I'm considering the heat equation $$u_t = u_{xx}$$ on the interval $[0, \pi]$ with mixed boundary conditions $$u(0,t)=0 \quad \text{and} \quad u_x (\pi,t)=0,$$and smooth initial data $u(x,t)=u_0 (x)$ which satisfy the same boundary conditions. I would like to prove that $\| u( \cdot, t) \|_{L^2} \to 0$ when $t \to +\infty$.
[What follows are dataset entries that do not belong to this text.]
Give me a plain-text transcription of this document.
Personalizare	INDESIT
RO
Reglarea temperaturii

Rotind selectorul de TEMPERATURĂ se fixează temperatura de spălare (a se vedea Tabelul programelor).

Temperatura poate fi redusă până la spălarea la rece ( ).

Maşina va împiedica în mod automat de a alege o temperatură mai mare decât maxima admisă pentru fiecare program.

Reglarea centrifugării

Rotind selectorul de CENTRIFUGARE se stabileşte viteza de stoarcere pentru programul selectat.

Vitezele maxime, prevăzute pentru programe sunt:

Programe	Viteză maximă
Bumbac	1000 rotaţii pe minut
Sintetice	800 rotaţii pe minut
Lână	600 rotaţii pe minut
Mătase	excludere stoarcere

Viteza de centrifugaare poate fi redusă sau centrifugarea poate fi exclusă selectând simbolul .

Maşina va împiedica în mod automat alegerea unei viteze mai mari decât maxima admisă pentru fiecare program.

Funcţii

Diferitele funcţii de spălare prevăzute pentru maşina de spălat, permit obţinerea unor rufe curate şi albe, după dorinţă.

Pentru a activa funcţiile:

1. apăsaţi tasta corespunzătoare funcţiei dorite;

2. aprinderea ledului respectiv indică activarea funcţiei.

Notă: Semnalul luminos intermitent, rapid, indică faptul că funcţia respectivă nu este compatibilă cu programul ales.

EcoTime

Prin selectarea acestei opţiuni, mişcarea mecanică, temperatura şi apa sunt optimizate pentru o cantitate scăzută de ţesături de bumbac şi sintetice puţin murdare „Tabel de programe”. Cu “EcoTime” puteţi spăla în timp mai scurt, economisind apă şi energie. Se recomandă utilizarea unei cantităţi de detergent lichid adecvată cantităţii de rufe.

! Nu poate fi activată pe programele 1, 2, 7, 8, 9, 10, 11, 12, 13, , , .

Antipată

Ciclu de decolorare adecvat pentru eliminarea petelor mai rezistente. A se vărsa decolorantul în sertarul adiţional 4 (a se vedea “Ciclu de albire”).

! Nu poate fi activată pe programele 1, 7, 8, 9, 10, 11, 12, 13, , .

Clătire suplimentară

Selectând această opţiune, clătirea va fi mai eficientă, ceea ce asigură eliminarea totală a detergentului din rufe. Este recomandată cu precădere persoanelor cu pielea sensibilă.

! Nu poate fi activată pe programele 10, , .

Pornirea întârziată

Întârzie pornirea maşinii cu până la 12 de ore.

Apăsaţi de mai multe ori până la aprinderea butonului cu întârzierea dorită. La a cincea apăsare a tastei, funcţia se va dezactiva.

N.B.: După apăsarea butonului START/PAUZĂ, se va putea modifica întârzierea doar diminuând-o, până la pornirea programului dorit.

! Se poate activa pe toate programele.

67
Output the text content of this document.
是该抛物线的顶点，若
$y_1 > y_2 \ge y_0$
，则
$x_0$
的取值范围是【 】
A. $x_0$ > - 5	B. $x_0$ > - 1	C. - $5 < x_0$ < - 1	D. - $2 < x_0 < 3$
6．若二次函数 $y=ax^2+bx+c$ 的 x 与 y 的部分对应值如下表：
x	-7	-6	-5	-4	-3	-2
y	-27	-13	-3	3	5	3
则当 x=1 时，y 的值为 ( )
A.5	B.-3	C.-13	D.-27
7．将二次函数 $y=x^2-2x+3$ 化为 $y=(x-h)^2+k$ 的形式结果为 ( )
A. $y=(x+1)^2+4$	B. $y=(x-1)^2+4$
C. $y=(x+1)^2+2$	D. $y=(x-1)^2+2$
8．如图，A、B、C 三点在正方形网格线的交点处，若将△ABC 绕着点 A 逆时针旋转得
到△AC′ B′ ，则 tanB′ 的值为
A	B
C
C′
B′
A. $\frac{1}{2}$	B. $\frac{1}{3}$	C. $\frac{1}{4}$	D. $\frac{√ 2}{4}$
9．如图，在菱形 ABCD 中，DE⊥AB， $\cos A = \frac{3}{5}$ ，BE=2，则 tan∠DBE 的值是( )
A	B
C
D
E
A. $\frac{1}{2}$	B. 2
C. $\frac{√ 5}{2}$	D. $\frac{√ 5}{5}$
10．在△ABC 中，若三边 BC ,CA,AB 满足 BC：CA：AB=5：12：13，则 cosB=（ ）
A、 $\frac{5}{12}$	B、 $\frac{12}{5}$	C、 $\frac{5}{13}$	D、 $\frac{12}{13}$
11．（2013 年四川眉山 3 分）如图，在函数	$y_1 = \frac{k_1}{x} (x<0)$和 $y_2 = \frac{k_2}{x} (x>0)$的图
Some hints are given - Poincaré's and Grönwall's inequalities - but the idea I had fails because it seems that $u$ doesn't belong to $H^1 _0 ([0,\pi])$. Indeed I firstly considered the function defined by $$e(t) = \int_0 ^ \pi u^2 (x,t) \, dx$$ and I noticed that $$\begin{split} e'(t) & = 2 \int_0^\pi u(x,t) u_t (x,t) \, dx = 2 \int_0^\pi u(x,t) u_{xx} (x,t) \, dx \\ & =2 \underbrace{[u(x,t) u_x (x,t) ]^\pi _0}_{=0} - 2 \int_0^\pi u^2 _x \, dx < 0\end{split}$$and then $e(t)$ is strictly decreasing. Moreover even if I assume $u$ regular enough to have $u$ and $u_x \in L^2 ([0,\pi])$, I can't use Poincaré's inequality because I don't know the value of $u(\pi,t)$ (?). Indeed if it was $u \in H^1_0 ([0,\pi])$ I would have $$e'(t) = - \int_0^\pi u_x ^2 \, dx \le - \int_0^\pi u^2 \, dx = - e(t)$$ and I might apply Grönwall's inequality in order to get $$e(t) \le e(0) e^{-t}.$$

Any idea/hint?

The solutions of the heat equation are smooth (even up to the boundary, because one can reflect across the boundary). So, $u_x\in L^2([0,\pi])$ is assured.
Reflection also helps with the Poincaré inequality. Extend $u_0$ to $[0,2\pi]$ so that $u_0(2\pi -x)=u_0(x)$. Consider the function $v$ that solves the heat equation on $[0,2\pi]\times [0,\infty)$ with this initial condition, and $u(0,t)=u(2\pi,t)=0$. By symmetry, $v_x(\pi,t)=0$. By uniqueness, $v=u$ on $[0,\pi]\times [0,\infty)$.
Then work with $v$ instead of $u$; the Poincaré inequality applies and the argument concludes as you expected.